Currently I am running a load test using JMeter on our system build on grails 3 running on tomcat. After sending 20k request per second I got “no live upstreams while connecting to upstream client” in nginx error log. Our application is multi-tenant base so I need to perform high load. Here is my nginx configuration.
worker_processes 16;
worker_rlimit_nofile 262144;
error_log /var/log/nginx/error.log;
events {
worker_connections 24576;
use epoll;
multi_accept on;
}
http {
include mime.types;
default_type application/octet-stream;
sendfile on;
keepalive_timeout 600;
keepalive_requests 100000;
access_log off;
server_names_hash_max_size 4096;
underscores_in_headers on;
client_max_body_size 8192m;
log_format vhost '$remote_addr - $remote_user [$time_local] $status "$request" $body_bytes_sent "$http_referer" "$http_user_agent" "http_x_forwarded_for"';
proxy_connect_timeout 120;
proxy_send_timeout 120;
proxy_read_timeout 120;
gzip on;
gzip_types text/plain application/xml text/css text/js text/xml application/x-javascript text/javascript application/json application/xml+rss image application/javascript;
gzip_min_length 1000;
gzip_static on;
gzip_vary on;
gzip_buffers 16 8k;
gzip_comp_level 6;
gzip_proxied any;
gzip_disable "msie6";
proxy_intercept_errors on;
recursive_error_pages on;
ssl_prefer_server_ciphers On;
ssl_ciphers ECDHE-RSA-AES256-GCM-SHA384:ECDHE-RSA-AES256-SHA384:ECDHE-RSA-AES128-GCM-SHA256:ECDHE-RSA-AES128-SHA256:ECDHE-RSA-RC4-SHA:ECDHE-RSA-AES256-SHA:RC4-SHA;
include /etc/nginx/conf.d/*.conf;
}
How do I configure for high concurrent load?

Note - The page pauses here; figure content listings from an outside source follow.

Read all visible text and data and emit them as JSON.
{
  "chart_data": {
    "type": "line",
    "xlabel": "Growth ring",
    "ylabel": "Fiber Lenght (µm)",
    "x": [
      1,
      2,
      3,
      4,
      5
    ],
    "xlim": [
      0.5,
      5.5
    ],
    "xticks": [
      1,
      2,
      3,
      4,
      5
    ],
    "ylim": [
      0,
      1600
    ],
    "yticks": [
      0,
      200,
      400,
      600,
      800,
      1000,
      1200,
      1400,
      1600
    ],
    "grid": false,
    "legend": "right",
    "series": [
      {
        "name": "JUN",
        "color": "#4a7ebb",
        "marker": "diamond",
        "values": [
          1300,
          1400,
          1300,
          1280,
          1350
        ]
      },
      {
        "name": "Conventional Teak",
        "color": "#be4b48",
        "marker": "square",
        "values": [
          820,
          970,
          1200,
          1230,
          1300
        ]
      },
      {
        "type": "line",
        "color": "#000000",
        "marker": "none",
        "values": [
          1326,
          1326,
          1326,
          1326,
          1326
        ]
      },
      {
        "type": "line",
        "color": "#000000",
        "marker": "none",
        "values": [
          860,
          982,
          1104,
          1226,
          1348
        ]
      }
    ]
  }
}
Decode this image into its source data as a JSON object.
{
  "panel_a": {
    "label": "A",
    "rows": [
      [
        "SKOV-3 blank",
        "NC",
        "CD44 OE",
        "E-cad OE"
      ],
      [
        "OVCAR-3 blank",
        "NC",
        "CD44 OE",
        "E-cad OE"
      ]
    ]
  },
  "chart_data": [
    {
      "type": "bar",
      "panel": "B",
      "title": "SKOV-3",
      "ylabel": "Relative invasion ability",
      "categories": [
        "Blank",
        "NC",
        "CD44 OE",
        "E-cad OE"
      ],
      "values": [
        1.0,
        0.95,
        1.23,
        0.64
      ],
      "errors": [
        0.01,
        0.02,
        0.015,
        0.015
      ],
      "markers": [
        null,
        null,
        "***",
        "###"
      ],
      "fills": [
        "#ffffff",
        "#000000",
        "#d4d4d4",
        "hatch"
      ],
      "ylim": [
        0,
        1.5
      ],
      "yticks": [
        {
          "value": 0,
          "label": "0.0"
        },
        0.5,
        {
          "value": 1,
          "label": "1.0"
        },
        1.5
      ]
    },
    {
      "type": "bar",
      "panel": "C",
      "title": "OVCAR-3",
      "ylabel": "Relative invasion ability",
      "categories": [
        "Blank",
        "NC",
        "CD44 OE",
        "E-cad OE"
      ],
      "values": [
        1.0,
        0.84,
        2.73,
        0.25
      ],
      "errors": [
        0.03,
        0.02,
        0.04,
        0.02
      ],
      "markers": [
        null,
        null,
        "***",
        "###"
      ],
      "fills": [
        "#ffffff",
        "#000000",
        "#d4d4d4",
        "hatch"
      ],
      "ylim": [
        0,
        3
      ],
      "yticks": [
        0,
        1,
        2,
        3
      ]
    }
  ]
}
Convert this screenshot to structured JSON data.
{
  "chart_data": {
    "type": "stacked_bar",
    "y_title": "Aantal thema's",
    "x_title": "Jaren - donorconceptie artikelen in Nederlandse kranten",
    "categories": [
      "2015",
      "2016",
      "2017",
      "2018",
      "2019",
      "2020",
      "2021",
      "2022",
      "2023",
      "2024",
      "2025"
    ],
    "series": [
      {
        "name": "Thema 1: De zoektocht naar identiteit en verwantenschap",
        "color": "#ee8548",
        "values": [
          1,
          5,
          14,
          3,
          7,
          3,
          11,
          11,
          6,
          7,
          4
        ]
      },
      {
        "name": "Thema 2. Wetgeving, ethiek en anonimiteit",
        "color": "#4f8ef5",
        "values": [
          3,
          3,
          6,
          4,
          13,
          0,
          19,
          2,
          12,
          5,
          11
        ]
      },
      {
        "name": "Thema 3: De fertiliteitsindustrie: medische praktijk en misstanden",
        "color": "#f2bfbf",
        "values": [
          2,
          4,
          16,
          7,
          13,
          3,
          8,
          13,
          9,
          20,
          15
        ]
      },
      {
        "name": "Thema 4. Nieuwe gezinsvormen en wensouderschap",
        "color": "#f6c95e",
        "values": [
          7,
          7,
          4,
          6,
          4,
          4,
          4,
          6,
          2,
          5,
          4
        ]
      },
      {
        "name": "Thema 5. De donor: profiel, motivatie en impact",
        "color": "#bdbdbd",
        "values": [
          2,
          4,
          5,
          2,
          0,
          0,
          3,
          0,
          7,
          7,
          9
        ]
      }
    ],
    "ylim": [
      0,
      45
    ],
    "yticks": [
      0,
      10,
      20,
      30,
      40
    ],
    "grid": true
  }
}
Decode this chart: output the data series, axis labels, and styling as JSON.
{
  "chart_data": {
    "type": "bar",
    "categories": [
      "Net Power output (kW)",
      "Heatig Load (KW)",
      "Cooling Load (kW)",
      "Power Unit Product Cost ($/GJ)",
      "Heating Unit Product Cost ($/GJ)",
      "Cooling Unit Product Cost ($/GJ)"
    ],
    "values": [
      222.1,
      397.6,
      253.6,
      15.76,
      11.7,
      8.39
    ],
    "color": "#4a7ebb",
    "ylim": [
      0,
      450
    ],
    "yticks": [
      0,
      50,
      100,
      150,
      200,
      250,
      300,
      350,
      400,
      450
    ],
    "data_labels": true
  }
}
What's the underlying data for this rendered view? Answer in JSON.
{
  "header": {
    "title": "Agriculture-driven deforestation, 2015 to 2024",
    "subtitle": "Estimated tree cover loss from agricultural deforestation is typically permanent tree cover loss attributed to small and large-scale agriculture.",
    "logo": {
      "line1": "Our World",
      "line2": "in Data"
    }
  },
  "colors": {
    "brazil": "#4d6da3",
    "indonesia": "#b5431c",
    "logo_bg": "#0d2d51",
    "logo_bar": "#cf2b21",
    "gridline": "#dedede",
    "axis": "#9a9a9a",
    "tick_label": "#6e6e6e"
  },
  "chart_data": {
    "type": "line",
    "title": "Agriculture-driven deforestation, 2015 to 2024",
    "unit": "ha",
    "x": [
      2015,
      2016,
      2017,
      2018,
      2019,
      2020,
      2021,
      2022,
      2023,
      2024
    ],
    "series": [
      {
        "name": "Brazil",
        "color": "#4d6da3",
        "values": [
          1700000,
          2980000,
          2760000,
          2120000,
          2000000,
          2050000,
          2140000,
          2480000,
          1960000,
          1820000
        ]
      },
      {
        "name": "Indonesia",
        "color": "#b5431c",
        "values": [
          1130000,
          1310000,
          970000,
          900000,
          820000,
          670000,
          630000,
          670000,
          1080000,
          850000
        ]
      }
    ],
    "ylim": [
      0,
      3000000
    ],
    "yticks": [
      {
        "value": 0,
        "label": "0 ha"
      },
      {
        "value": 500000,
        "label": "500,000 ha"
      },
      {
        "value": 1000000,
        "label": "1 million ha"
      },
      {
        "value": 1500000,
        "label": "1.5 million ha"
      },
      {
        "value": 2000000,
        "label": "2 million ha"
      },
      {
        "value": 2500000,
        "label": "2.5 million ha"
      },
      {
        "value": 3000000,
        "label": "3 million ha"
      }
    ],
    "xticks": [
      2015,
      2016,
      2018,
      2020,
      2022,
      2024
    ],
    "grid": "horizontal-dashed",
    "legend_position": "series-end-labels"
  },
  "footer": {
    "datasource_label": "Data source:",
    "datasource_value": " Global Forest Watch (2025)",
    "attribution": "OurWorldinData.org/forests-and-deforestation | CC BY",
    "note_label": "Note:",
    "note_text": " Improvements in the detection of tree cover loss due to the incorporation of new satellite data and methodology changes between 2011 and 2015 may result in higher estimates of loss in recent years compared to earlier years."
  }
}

For me, the issue was with my proxy_pass entry. I had
location / {
...
proxy_pass http://localhost:5001;
}
This caused the upstream request to use the IP4 localhost IP or the IP6 localhost IP, but every now and again, it would use the localhost DNS without the port number resulting in the upstream error as seen in the logs below.
[27/Sep/2018:16:23:37 +0100] <request IP> - - - <requested URI> to: [::1]:5001: GET /api/hc response_status 200
[27/Sep/2018:16:24:37 +0100] <request IP> - - - <requested URI> to: 127.0.0.1:5001: GET /api/hc response_status 200
[27/Sep/2018:16:25:38 +0100] <request IP> - - - <requested URI> to: localhost: GET /api/hc response_status 502
[27/Sep/2018:16:26:37 +0100] <request IP> - - - <requested URI> to: 127.0.0.1:5001: GET /api/hc response_status 200
[27/Sep/2018:16:27:37 +0100] <request IP> - - - <requested URI> to: [::1]:5001: GET /api/hc response_status 200
As you can see, I get a 502 status for "localhost:"
Changing my proxy_pass to 127.0.0.1:5001 means that all requests now use IP4 with a port.
This StackOverflow response was a big help in finding the issue as it detailed changing the log format to make it possible to see the issue.
I saw such behavior many times during perf. tests.
Under heavy workload the performance of your upstream server(s) may not be enough and upstream module may mark upstream server(s) as unavailable.
The relevant parameters (server directive) are:
max_fails=number
sets the number of unsuccessful attempts to communicate with the server that should happen in the duration set by the fail_timeout
parameter to consider the server unavailable for a duration also set by the fail_timeout
parameter. By default, the number of unsuccessful attempts is set to 1. The zero value disables the accounting of attempts. What is considered an unsuccessful attempt is defined by the proxy_next_upstream
, directives.
fail_timeout=time
sets:
the time during which the specified number of unsuccessful attempts
to communicate with the server should happen to consider the server
unavailable;
and the period of time the server will be considered unavailable.
By default, the parameter is set to 10 seconds.